Numerous studies have indicated that a high-salt diet is bad for health, but a significant research now reveals that dietary salt could have a biological advantage in defending the body against invading bacteria.
- Research scientist noticed an unusually high amount of sodium in the infected skin of mice that had been bitten by other caged mates.
- A high-salt diet increased sodium accumulation in the skin of mice, thereby boosting their immune response to a skin-infecting parasite.
- The findings suggest that dietary salt could have therapeutic potential to promote host defense against microbial infections.
- Further study revealed that infected areas in patients with bacterial skin infections also showed remarkably high salt accumulation.
- Experiments further prove that, in mice a high-salt diet boosted the activity of immune cells called macrophages, thereby promoting the healing of feet that were infected with a protozoan parasite.

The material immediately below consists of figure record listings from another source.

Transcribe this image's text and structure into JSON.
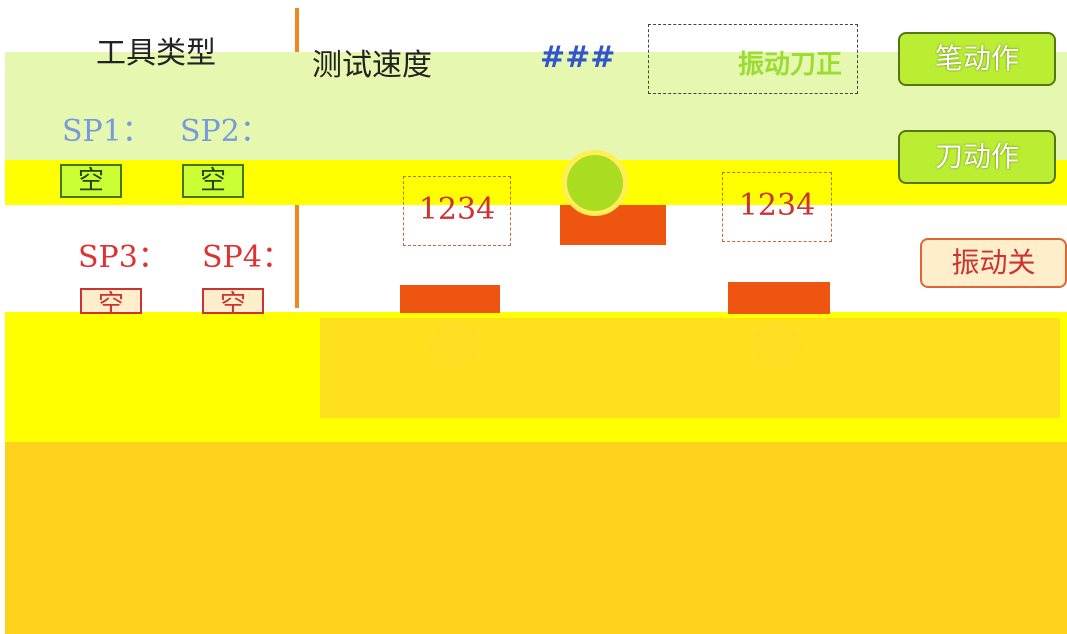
{
  "panel": {
    "tool_type_label": "工具类型",
    "test_speed_label": "测试速度",
    "speed_value": "###",
    "vibration_knife_label": "振动刀正",
    "pen_action_button": "笔动作",
    "knife_action_button": "刀动作",
    "vibration_off_button": "振动关",
    "tool_slots": [
      {
        "label": "SP1：",
        "value": "空"
      },
      {
        "label": "SP2：",
        "value": "空"
      },
      {
        "label": "SP3：",
        "value": "空"
      },
      {
        "label": "SP4：",
        "value": "空"
      }
    ],
    "counters": [
      "1234",
      "1234"
    ]
  }
}
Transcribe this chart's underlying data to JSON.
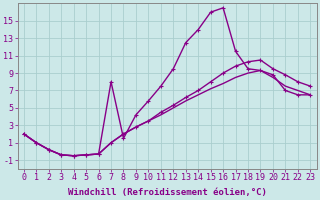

- Macrophages are white blood cells, that eats and digest cellular debris, foreign substances, cancer cells and microbes by a process called phagocytosis.
White Blood Cells (WBC) :
- White blood cells are the cells of immune system that are involved in protecting the body against infectious disease. They are also called leukocytes.
- It is a process by which cell eats a solid foreign particle within a cellular environment.
- Dr Jonathan Jantsch, microbiologist at Universitatsklinikum Regensburg and Universitat Regensburg in Germany said that these findings of increased salt accumulation on the skin might be an ancient strategy to ward of infections, long before antibiotics were invented.
- Overwhelming studies on hypertension and cardiovascular disease due to high salt intake cannot be overlooked on the basis of above findings.
- But use of salt on the site of infection might be a looked at as a therapeutic way.
- Future of research would be in determining as to how salt induces healing.